Alarmın sesiyle uyandım. Ama hiç uyanmak gelmiyordu içimden. Kalkıp işe gitmek çok zor geliyordu şu an. Ama yine de kalktım. Kalkmak zorundaydım.

Yatağımı düzeltip odamdaki banyoya geçtim. Elimi yüzümü yıkayıp dişlerimi fırçaladım. Ardından banyodan çıktım. Bugün nasıl bir kombin yapsam diye dolabıma baktım. Elime kahverengi bir gömlek, beyaz bir tişört ve kahverengi bol bir pantolon aldım. Bunları giydikten sonra siyah bir kemer taktım pantolonuma.

Daha sonra da telefonumu şarjdan çektim ve saçlarımı yapmaya başladım. Saçlarımı at kuyruğu bir şekilde bağladıktan sonra kahvaltı yapmak geldi aklıma.

Mutfağa geçip kendime mısır gevreği hazırladım. Evden hemen çıkmam gerekiyordu. Aksi halde geç kalacaktım. Umarım trafik yoktur.

O sırada telefonuma mesaj geldi. Ağzıma bir kaşık alıp mesaja baktım. Mesaj Tolgadan gelmişti.

Kalbiiiiiiğm: Bebeğim hazır mısın?

Siz: Hazırım da hayırdır?

Kalbiiiiiiğm: Hayırdır mı? Sen herhalde dün benden sonra keko hastalarınla ilgilendin.

Siz: Hayır. Sadece hazır mıyım diye neden sordun onu merak ettim.

Siz: Bu kadar abartma.

Kalbiiiiiiğm: Abartmadım ama bu konuşma tarzın hoşuma gitmedi.

Siz: Sana ne hoş geliyorsa bana da tam tersi hoş geliyor Tolga.

Kalbiiiiiiğm: Tamam kızım bir şey demedim. Hemen sinirlendin. Bugün özel gününde falan mısın?

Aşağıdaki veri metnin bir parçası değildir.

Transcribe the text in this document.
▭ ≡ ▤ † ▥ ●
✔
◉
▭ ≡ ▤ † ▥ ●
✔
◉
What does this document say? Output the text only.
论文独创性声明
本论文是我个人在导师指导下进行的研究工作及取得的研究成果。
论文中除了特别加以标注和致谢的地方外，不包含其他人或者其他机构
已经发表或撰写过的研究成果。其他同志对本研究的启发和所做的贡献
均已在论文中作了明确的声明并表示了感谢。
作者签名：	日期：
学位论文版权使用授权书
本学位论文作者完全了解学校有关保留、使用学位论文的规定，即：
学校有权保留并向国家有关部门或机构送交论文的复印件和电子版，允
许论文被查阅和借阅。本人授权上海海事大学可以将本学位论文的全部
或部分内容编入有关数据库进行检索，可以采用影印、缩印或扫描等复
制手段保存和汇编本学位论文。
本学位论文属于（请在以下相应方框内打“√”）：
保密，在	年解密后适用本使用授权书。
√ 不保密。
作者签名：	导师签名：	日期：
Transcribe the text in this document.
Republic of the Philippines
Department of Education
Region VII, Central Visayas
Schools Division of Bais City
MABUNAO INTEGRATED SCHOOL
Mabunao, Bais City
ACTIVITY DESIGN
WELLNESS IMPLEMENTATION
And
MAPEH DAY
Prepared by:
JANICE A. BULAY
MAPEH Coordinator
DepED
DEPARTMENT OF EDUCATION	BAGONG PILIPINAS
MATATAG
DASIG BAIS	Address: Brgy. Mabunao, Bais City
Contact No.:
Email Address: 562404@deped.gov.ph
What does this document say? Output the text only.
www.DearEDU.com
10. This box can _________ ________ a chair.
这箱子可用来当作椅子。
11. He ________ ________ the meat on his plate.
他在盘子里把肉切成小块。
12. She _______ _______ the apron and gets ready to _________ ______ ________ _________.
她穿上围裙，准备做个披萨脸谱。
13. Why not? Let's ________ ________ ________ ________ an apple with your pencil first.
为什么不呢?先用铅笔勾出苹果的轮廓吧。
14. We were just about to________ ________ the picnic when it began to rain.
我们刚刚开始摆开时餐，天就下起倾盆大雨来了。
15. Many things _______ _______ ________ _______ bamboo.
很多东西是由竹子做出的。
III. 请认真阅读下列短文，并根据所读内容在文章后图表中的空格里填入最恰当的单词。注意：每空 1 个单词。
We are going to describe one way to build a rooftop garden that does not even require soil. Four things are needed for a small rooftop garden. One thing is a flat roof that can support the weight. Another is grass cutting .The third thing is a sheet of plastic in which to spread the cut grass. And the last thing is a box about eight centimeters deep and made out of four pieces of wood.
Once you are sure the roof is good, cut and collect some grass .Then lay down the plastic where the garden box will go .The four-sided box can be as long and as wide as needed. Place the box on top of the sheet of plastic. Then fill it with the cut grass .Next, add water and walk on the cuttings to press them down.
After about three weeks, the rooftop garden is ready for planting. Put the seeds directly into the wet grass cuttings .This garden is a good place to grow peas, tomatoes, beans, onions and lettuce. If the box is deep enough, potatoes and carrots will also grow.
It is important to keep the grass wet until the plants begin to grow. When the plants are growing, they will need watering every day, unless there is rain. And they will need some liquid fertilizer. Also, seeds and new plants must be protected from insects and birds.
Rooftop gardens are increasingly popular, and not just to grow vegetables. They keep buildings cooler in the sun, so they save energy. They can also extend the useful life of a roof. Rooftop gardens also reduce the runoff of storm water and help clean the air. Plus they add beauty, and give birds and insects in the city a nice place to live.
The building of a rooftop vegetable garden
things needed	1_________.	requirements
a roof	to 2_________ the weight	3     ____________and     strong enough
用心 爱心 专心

Siz: Benim senin dediklerine sinirlenmem için illa özel günümde olmam mı lazım?

Siz: Saçma konuşuyorsun ben de bunu belirtiyorum. Ayrıca sinirlenmedim.

Kalbiiiiiiğm: Sadece kapının önünde olduğumu ve seni alacağımı söylemek istedim.

Kalbiiiiiiğm: Hadi gel. Bekliyorum.

Bütün sinirli halimden eser kalmamıştı. Beni almaya gelmişti. Üzerime montumu giydim ve hemen evden çıktım.

Arabası evin önündeydi. Hızlı bir şekilde arabaya bindim. Boşa sinirlenmiştim sanırım.

Tolgaya döndüm. Döner dönmez karşımda bir buket çiçek gördüm. Tolga'nın bana her zaman çiçek alması çok hoşuma gidiyordu. "Tolga ben sana fazla çıkıştım galiba. Özür dilerim." Elinden çiçeği aldım.

"Önemli değil bebeğim. İnsanlar tersinden kalkabilir. Aynı durumu ben de yaşayabilirdim. O yüzden fazla takmadım." Bana bakıp göz kırptığında rahatlamıştım. "Kahvaltıya gidelim mi?" Onu kırmak istemiyordum ama şu an işe gitmem gerekiyordu.

"Ben kahvaltı yaptım." Dediğimde başını salladı. "Anladım. O zaman ben seni hemen işe bırakayım. Keko hastalarını tedavi edersin." Yavaşça koluna vurdum. "Saçmalama istersen Tolga. Keko hastam yok. Ayrıca olsa bile bir şey değişmeyecek."

"Şaka yapıyorum kızım. Sakin ol." Koluna baktı. "Kolumu çürüttün resmen." Ona üsten bir bakış attım. "Hadi ya öyle mi olmuş?" Kollarımı göğsümde birleştirdim. "İyi olmuş."

Yolu incelediğimde  fazla zaman geçmeden kliniğe gelmiş olduk. Tolga'nın yanağına kısa bir öpücük bırakıp çiçeği aldım. "Bıraktığın için teşekkür ederim. Görüşürüz." Deyip arabadan çıktım. "Ne demek görevim." Kapıyı kapatıp yoluma baktım. Hadi bakalım şimdi başlıyoruz.